Koordinaten für den Abschuss / Isrāfīl
Komposition für einen Alptraum
Nicolà Tölcke
Schon seit einer halben Stunde saß Robert in seinem Wohnzimmer und starrte auf das Fenster zum nächtlichen Balkon. Auf diesem Balkon hatte er gesessen, als er den fatalen Schuss per Laser auf Melina abgegeben hatte.
An fast allen Abenden seit dem, kämpfte er darum, in den Schlaf zu finden.
An jenem Abend wollte er nicht mehr kämpfen. Er hatte sich die kleine, blau weiße Contergan Metallschatulle, die er gehütet hatte wie einen Schatz, aus dem Schuhkarton, der mit schwarzem Einwickelpapier eingepackt war, herausgeholt.
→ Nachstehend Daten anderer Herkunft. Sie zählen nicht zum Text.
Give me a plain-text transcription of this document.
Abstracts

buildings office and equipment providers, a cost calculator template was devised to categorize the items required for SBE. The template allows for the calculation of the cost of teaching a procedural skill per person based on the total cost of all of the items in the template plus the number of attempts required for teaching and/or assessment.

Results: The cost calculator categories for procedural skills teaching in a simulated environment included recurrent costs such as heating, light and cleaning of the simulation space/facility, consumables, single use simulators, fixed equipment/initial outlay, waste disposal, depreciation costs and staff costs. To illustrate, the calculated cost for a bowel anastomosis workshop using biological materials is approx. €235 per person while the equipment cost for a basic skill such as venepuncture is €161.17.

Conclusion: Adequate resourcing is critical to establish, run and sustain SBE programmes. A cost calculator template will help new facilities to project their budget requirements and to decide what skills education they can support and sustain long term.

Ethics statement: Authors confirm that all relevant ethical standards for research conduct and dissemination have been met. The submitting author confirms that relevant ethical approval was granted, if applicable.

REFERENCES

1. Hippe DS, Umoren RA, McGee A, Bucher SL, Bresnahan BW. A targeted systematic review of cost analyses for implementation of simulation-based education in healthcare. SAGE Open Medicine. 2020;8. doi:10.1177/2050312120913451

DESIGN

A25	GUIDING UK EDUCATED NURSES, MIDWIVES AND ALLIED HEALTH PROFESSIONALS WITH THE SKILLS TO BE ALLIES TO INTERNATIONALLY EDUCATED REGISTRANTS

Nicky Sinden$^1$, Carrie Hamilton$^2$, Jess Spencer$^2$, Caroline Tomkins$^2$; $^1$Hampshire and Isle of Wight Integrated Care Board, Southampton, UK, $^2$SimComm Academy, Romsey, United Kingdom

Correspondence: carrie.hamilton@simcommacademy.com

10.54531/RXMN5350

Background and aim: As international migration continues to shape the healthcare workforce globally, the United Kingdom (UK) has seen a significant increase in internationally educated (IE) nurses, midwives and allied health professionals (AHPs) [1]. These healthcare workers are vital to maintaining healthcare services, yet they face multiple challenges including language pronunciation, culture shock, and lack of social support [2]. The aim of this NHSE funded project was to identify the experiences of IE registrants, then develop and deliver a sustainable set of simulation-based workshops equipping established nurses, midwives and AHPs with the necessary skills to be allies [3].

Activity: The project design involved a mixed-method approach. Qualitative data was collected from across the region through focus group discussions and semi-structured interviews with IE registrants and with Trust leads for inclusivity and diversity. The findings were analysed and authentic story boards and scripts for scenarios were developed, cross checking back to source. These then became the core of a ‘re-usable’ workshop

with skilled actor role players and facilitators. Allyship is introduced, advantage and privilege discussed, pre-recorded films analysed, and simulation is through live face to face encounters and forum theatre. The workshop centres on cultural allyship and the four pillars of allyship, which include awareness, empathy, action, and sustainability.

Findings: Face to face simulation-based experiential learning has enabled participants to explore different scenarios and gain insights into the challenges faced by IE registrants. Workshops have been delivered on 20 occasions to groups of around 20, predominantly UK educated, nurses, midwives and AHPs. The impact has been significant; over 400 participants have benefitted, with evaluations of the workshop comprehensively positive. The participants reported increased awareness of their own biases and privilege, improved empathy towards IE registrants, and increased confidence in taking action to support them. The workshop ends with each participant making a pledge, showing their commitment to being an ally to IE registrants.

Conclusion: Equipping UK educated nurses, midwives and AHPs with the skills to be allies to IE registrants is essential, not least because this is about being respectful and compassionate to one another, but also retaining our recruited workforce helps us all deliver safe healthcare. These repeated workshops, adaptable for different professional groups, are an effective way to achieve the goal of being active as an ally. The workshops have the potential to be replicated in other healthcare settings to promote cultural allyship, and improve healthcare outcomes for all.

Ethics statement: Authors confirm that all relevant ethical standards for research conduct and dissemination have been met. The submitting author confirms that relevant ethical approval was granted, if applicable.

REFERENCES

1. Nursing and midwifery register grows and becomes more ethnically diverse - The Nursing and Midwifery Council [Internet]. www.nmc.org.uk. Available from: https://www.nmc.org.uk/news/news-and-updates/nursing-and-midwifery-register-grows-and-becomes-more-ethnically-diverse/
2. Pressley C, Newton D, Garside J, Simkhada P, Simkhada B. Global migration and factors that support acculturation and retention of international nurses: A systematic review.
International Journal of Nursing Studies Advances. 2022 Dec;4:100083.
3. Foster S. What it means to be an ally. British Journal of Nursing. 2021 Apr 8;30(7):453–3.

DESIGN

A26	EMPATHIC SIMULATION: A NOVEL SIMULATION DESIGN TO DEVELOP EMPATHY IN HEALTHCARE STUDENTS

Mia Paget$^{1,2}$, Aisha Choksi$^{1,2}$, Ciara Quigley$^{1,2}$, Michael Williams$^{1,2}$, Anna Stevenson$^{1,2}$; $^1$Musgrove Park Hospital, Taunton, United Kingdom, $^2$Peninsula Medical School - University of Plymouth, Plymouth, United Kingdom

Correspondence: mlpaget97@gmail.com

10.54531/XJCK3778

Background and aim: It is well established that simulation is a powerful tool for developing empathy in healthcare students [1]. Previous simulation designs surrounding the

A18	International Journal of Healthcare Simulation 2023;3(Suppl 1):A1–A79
Seine Großmutter war damals gerade mal fünfzehn Jahre alt gewesen, als sie in einer Liebesnacht von ihrem siebzehnjährigen Freund schwanger geworden war.
Es war nicht einfach als lediges, schwangeres Mädchen in der damaligen Zeit unbehelligt bestehen zu können. Glücklicherweise hatte sie eine warmherzige Mutter gehabt. Auch der Hausarzt war mitfühlend gewesen. Er hatte ihr wegen der Schlafstörungen das Contergan verschrieben. So kam Roberts Mutter nur mit winzigen Ärmchen zur Welt.